Is an NVS complete iff it is non meagre?
Each infinite dimensional Banach space $X$ contains a dense hyperplane which is of second category in itself:
Let $\{b_j: j\in J\}$ be a Hamel base of $X$, thus each $x \in X$ has a representation $$ x= \sum_{j \in J} \varphi_j(x)b_j $$ with $\varphi_j(x) \not= 0$ for at most finitely many $j \in J$. For each $j \in J$ let $Y_j$ be the kernel of the linear functional $\varphi_j$. Assume by contradiction that $Y_j$ is of first category in $X$ for infinitely many $j \in J$. Let $I \subseteq J$ be a countable infinite subset such that $Y_j$ is of first category $(j \in I)$. Then for each $x \in X$ there is some $j \in I$ with $\varphi_j(x)=0$. So $$ X=\bigcup_{j \in I} Y_j $$ is of first category, a contradiction.
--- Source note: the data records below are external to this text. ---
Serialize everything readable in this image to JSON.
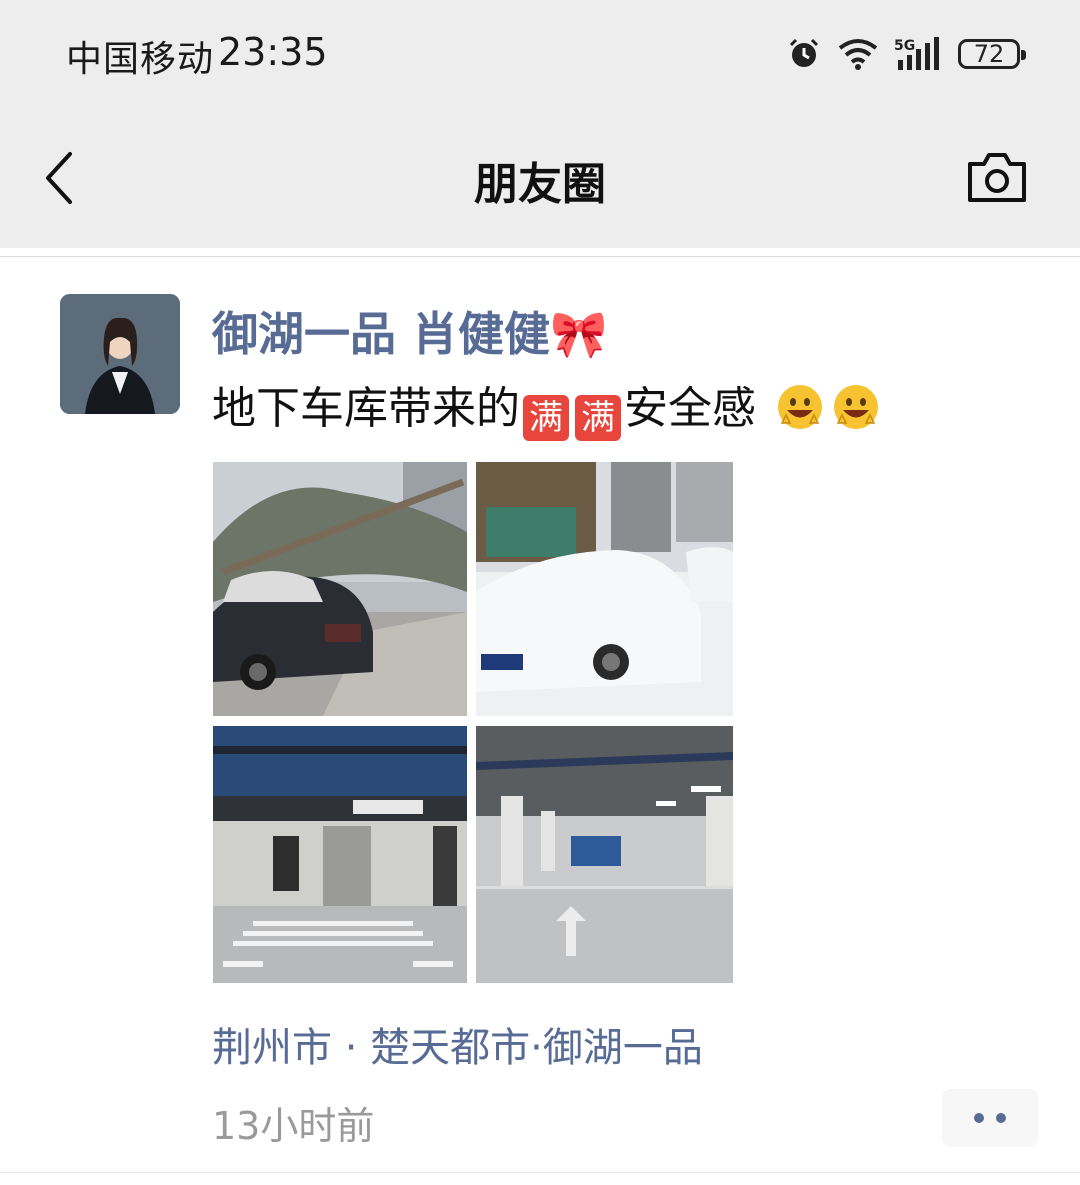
{
  "status_bar": {
    "carrier": "中国移动",
    "time": "23:35",
    "network": "5G",
    "battery": "72",
    "icons": [
      "alarm-icon",
      "wifi-icon",
      "signal-5g-icon",
      "battery-icon"
    ]
  },
  "nav": {
    "title": "朋友圈",
    "back_icon": "chevron-left-icon",
    "camera_icon": "camera-icon"
  },
  "post": {
    "author": "御湖一品  肖健健🎀",
    "text_main": "地下车库带来的",
    "badge_char": "满",
    "text_after": "安全感",
    "emoji": [
      "grinning-face-icon",
      "grinning-face-icon"
    ],
    "photos": [
      {
        "name": "snow-tree-fallen-on-car-photo"
      },
      {
        "name": "snow-covered-white-car-photo"
      },
      {
        "name": "underground-garage-entrance-photo"
      },
      {
        "name": "underground-garage-lane-photo"
      }
    ],
    "location": "荆州市 · 楚天都市·御湖一品",
    "time": "13小时前",
    "more_icon": "more-dots-icon"
  },
  "colors": {
    "header_bg": "#ededed",
    "link_blue": "#576b95",
    "time_gray": "#9a9a9a",
    "badge_red": "#e8453c"
  }
}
Thus there are (many) $Y_j$ such that $Y_j$ is of second category in $X$. Such an $Y_j$ is then also of second category in itself. Moreover it can't be closed (otherwise it would be a closed strict subspace of $X$, hence of first category). By the same reasoning it is dense in $X$ and therefore it is not complete.